NEW YORK (Reuters Health) – Preliminary real-world data from a mass vaccination campaign in Israel show that COVID-19 vaccine effectiveness in inflammatory bowel disease (IBD) patients was comparable to that of the general population, researchers say.
“We matched patients (with and without IBD) by age, sex, vaccine month and relevant comorbidities, then evaluated their risk of getting a positive PCR test result,” Dr. Amir Ben-Tov of the Maccabi Institute for Research and Innovation in Tel Aviv told Reuters Health by email. “Absolute breakthrough infection cases were scarce in all patients with IBD, including those who are currently treated with immune-modifying agents such as biologic therapies and systemic steroids.”
“We are continuously gathering data and will update our findings as soon as we have new information about the effect of the delta variant in patients with IBD,” he noted.
Meanwhile, he said, “You can reassure your patients that they are protected to the same (extent) as their healthy peers.”
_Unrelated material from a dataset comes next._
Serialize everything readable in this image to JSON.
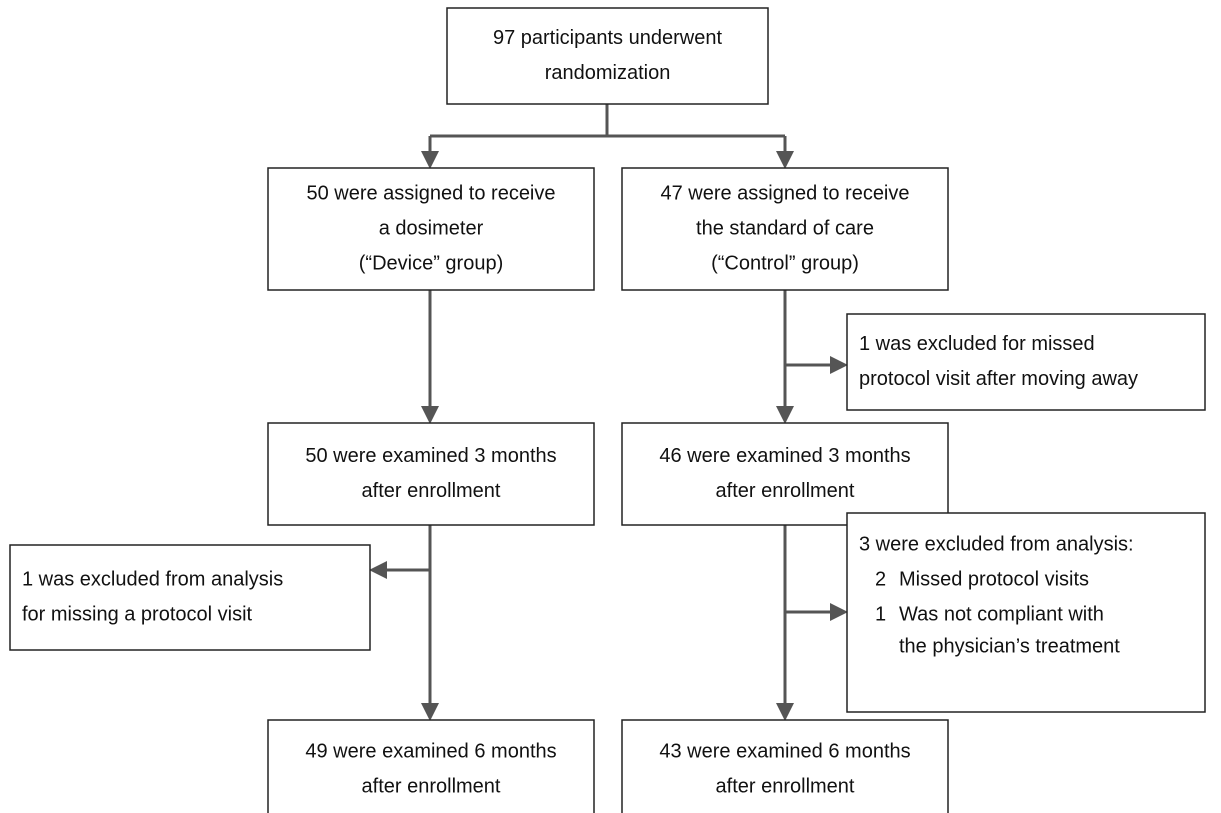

As reported in Gastroenterology, Dr. Ben-Tov and colleagues matched BNT162b2 mRNA COVID-19 (Pfizer-BioNTech) vaccine recipients with patients from an IBD registry who were vaccinated between December 2020-March 2021.
Overall, data from 12,231 IBD patients and 36,254 individuals without IBD were analyzed. In both groups, the mean age was 47 and half were women. The median follow-up was 71 days, and the median days between vaccine doses was 21.
“Despite the wide use of immune-modifying medications, vaccine effectiveness in our study cohort was high,” the authors note.
Breakthrough infection rates more than a week after the second dose were 0.19% in those with IBD and 0.15% in those without; breakthrough rates more than two weeks after the second dose were 0.14% and 0.10% respectively.
The relative risk (RR) of breakthrough infection for IBD was 1.21 >7 days after the second dose and 1.26 >14 days after.
Among 23 IBD patients with a positive PCR >7 days after the second dose, nine were symptomatic; two were hospitalized; and one – an 88-year-old man with ulcerative colitis (UC) – died 17 days after his second dose.
Further analyses showed that compared to their matched peers, Crohn’s disease (CD) patients were at a greater risk for breakthrough infection, whereas no significant difference was seen for UC.
The RR for CD and matched individuals was 1.52 >7 days after the second dose and 1.82 >14 days after; for UC, the RR was 0.53 >7 days after the second dose and 0.95 >14 days after.
Multivariable Cox proportional hazard models showed that patients with CD had a higher risk of breakthrough infection compared to those with UC >7 days and >14 days after the second dose, with HRs of 3.56 and 3.38, respectively.
No increased risk was seen for patients treated with immune-modifying therapies
Gastroenterologist Dr. Niket Sonpal, course director at Touro College of Osteopathic Medicine in New York City, commented on the study in an email to Reuters Health. “The results are very encouraging and do demonstrate the need for ongoing vaccination in patients with chronic medical conditions.”
“However,” he said, “these data come from one cohort and large studies with various patient demographics would be helpful to see if this will apply to patients in other countries as well.”
“My instincts tell me, however, that the vaccines are highly effective, as seen in this one study,” he concluded.